Besides Train windows that is....
Gary Istok
Larry Pieniazek wrote:
> In lugnet.trains, Shiri Dori writes:
> > In lugnet.trains, Suzanne D. Rich writes:
> > > I feel very strongly that:
> > >
> > > Effectiveness is not the same as Quality.
> > > Popularity does not equal Elegance.
>
> And the Studebaker company isn't selling a lot of cars these days even
> though the Gullwing was an elegant, high quality machine. So was the Avanti.
>
> > > I thought The LEGO Company believed that "Only the Best is Good Enough."
> >
> > Evidently, they changed their minds...
>
> In the area of web sites they have... and *thank goodness* for that. (1)
>
> The technology is a moving target and if they'd waited to do a website till
> they had it best/perfect, we'd still be waiting, since you *can't* keep up
> with the latest.
>
> Internet time means get something OKish out there and iterate, iterate,
> iterate. Iterate or perish. But first, get out there.
>
> Even LUGNet, which has lost first mover advantage in a lot of areas that
> were in the LUGNet Plan by waiting, seems not to have waited to get
> *everything* right before doing it.
>
> Todd points out that they have had some iterations already to get it right.
> True. But holding the 1996 and 1998 iterations against LD seems unfair.

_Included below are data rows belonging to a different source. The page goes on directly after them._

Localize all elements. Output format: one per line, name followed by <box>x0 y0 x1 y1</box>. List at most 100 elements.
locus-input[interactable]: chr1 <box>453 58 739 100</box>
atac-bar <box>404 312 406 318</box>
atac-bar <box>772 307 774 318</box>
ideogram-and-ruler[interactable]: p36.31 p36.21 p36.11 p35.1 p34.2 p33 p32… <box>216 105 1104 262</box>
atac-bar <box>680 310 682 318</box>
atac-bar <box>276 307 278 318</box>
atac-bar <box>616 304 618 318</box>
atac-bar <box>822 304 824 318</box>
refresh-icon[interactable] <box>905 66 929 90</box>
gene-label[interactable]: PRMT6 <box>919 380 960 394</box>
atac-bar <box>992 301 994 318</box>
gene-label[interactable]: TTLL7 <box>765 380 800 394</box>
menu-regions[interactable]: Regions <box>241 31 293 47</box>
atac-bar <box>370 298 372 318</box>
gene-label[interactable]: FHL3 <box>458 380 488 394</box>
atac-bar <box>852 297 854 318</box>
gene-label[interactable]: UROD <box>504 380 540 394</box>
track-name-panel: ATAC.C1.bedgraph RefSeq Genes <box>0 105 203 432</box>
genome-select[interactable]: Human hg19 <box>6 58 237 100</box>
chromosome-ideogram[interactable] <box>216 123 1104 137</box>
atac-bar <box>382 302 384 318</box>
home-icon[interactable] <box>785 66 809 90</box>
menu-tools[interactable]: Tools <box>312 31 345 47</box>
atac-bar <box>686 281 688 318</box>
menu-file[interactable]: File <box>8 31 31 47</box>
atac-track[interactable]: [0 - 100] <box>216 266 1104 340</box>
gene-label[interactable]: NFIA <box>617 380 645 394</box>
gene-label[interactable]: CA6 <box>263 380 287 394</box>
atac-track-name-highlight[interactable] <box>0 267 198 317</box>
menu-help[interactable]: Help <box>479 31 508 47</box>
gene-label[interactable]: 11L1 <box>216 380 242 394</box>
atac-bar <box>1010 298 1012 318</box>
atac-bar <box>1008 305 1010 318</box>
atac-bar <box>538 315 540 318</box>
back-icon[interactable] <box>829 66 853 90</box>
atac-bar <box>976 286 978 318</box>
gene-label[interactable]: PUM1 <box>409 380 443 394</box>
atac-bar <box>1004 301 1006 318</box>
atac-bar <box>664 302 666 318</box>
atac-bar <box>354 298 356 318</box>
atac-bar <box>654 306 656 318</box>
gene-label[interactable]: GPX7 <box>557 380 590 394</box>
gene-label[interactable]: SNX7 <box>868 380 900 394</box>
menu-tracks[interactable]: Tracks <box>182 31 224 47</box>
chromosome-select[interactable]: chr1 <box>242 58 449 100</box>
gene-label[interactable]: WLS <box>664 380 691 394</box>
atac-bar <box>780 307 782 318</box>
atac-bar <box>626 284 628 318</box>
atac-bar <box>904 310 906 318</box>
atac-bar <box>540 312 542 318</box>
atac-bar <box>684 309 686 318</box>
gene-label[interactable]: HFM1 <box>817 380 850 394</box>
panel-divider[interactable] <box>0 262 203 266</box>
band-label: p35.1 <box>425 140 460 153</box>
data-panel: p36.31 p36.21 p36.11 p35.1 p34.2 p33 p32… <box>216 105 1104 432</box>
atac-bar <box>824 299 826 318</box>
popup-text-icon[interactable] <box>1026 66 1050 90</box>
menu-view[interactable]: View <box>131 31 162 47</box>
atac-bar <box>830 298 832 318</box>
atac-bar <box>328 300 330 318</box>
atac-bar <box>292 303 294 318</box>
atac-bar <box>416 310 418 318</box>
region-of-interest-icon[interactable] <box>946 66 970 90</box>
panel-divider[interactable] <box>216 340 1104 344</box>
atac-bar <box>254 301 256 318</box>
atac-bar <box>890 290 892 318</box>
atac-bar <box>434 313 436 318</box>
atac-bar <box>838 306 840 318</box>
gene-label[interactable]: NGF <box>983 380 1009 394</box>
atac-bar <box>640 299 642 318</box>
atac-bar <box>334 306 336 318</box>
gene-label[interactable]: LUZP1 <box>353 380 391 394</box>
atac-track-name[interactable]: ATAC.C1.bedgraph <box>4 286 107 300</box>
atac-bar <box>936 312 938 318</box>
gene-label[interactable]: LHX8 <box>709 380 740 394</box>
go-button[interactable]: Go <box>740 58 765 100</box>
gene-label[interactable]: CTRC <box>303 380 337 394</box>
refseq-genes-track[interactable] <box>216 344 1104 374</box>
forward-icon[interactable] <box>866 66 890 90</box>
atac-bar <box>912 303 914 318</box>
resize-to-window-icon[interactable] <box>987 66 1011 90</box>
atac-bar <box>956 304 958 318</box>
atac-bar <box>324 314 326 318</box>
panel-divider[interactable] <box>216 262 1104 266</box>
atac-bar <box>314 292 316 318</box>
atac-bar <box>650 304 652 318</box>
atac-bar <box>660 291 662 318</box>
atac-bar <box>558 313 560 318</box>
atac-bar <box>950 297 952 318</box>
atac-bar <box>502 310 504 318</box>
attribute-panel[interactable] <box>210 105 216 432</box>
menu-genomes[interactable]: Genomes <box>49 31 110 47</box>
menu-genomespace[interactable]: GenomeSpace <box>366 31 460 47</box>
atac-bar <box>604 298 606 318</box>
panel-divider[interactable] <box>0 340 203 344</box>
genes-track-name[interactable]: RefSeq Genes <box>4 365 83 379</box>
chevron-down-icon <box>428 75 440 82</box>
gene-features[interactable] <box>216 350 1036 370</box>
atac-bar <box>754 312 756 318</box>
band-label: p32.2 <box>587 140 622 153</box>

> Especially when said by someone that only wants to measure Steve Jobs
> against what has happened lately. LD wasn't even there in 1998, much less 1996.
>
> (I hated my Ford Pinto. But I don't hold that against the current Ford
> product line, which is pretty good, overall...)
>
> If you want to measure LD webspace progress, measure lego.new (the internal
> code name for the new lego.com), which came out in October, against what was
> there before, and measure how it's changed even since it came out. It has, a
> lot. Even when you factor high season (which is when you do NOT make changes
> if you have any sense). And especially when you factor in things marked for
> change already.
>
> As for appreciating fine wine, the target market for lego.com doesn't drink
> a lot of wine. :-)
>
> Seriously, an 8 year old wants different things from a website than I do.
> *MY* 8 year old LOVES lego.com and is very sticky there. So do all his
> friends. He can't wait to see what's next in the bionicle saga. We make a
> lot about how we AFOLs are kids at heart. True, we are, but not when it
> comes to websites. We have compartmentalised expectations, which is good.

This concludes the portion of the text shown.